L'intégralité des partis socialistes, sociaux-démocrates et travaillistes européens fonctionnent avec une majorité interne qui donne la ligne et une opposition, ce n'est pas en soi une dérive inéluctable avec le social-libéralisme. Reconnaissons pour le déplorer que les gauches des partis en question n'ont pas réussi à faire valoir la pertinence de leurs arguments, parfois aussi parce qu'elle était trop faible, alors que les tenants d'une ligne blairiste ont pu pendant un temps revendiquer la cohérence de leurs propositions et l'efficacité de leur stratégie. Ce moment politique s'éteint désormais mais le problème reste entier pour les partisans de réelles organisations politiques de transformation sociale. C'est l'ensemble de la sociale-démocratie mondiale qui doit réviser son analyse et ses propositions face à l'obsolescence visible de ses outils traditionnels.

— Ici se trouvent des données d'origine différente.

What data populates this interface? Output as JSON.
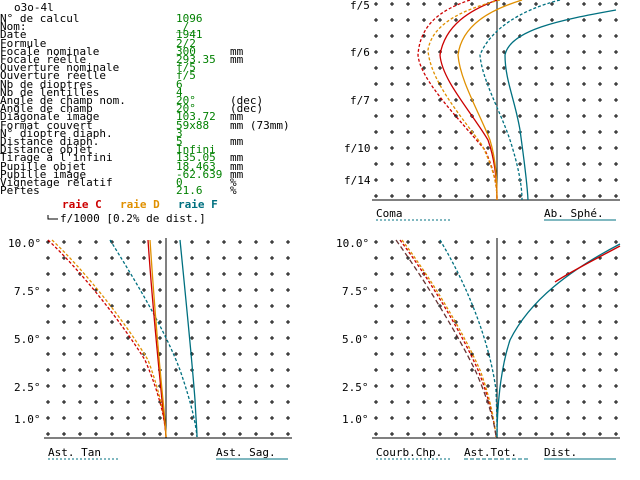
{
  "title": "o3o-4l",
  "params": [
    {
      "label": "N° de calcul",
      "value": "1096",
      "unit": ""
    },
    {
      "label": "Nom:",
      "value": "_/_",
      "unit": ""
    },
    {
      "label": "Date",
      "value": "1941",
      "unit": ""
    },
    {
      "label": "Formule",
      "value": "2/2",
      "unit": ""
    },
    {
      "label": "Focale nominale",
      "value": "300",
      "unit": "mm"
    },
    {
      "label": "Focale réelle",
      "value": "293.35",
      "unit": "mm"
    },
    {
      "label": "Ouverture nominale",
      "value": "f/5",
      "unit": ""
    },
    {
      "label": "Ouverture réelle",
      "value": "f/5",
      "unit": ""
    },
    {
      "label": "Nb de dioptres",
      "value": "6",
      "unit": ""
    },
    {
      "label": "Nb de lentilles",
      "value": "4",
      "unit": ""
    },
    {
      "label": "Angle de champ nom.",
      "value": "20°",
      "unit": "(dec)"
    },
    {
      "label": "Angle de champ",
      "value": "20°",
      "unit": "(dec)"
    },
    {
      "label": "Diagonale image",
      "value": "103.72",
      "unit": "mm"
    },
    {
      "label": "Format couvert",
      "value": "59x88",
      "unit": "mm (73mm)"
    },
    {
      "label": "N° dioptre diaph.",
      "value": "3",
      "unit": ""
    },
    {
      "label": "Distance diaph.",
      "value": "5",
      "unit": "mm"
    },
    {
      "label": "Distance objet",
      "value": "Infini",
      "unit": ""
    },
    {
      "label": "Tirage à l'infini",
      "value": "135.05",
      "unit": "mm"
    },
    {
      "label": "Pupille objet",
      "value": "18.463",
      "unit": "mm"
    },
    {
      "label": "Pupille image",
      "value": "-62.639",
      "unit": "mm"
    },
    {
      "label": "Vignetage relatif",
      "value": "0",
      "unit": "%"
    },
    {
      "label": "Pertes",
      "value": "21.6",
      "unit": "%"
    }
  ],
  "legend": {
    "c": "raie C",
    "d": "raie D",
    "f": "raie F"
  },
  "scale_note": "f/1000 [0.2% de dist.]",
  "aperture_labels": [
    "f/5",
    "f/6",
    "f/7",
    "f/10",
    "f/14"
  ],
  "field_labels": [
    "10.0°",
    "7.5°",
    "5.0°",
    "2.5°",
    "1.0°"
  ],
  "panel_labels": {
    "coma": "Coma",
    "sph": "Ab. Sphé.",
    "tan": "Ast. Tan",
    "sag": "Ast. Sag.",
    "curv": "Courb.Chp.",
    "tot": "Ast.Tot.",
    "dist": "Dist."
  },
  "colors": {
    "text": "#000000",
    "value": "#008000",
    "raie_c": "#cc0000",
    "raie_d": "#e09000",
    "raie_f": "#007080"
  }
}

Une chose est sûre c'est que dans l'opposition, un parti n'a aucun autre ministère que celui de la parole ; il ne peut donc être audible que si cette parole est cohérente et répétée. L'efficacité pose donc le problème du sort qui est fait à la minorité d'un parti, et de l'espace qui lui est octroyé pour qu'elle s'exprime sans donner l'impression qu'il y aurait une division profonde de l'appareil qui nuirait à la crédibilité de l'ensemble. Donc s'il n'y a pas de synthèse à l'issue d'un congrès, il faut définir quelles sont les garanties de maintien de la démocratie interne et sans doute multiplier les rendez-vous de débats et construction thématique entre chaque congrès qui permette d'élaborer collectivement les propositions du parti dans le respect de la ligne majoritaire. Cela dépend également de ce que l'on demande (et comment ?) aux militants de trancher à l'occasion d'un congrès ordinaire (nous y reviendrons). Plus largement il y a nécessité de plaider une véritable évolution des comportements personnels chez les responsables socialistes, qui ne sont pas plus les uns que les autres disciplinés tant qu'un micro leur est tendu. Les médias jouent de ces comportements et il sera difficile de leur demander de devenir plus sages avec nous.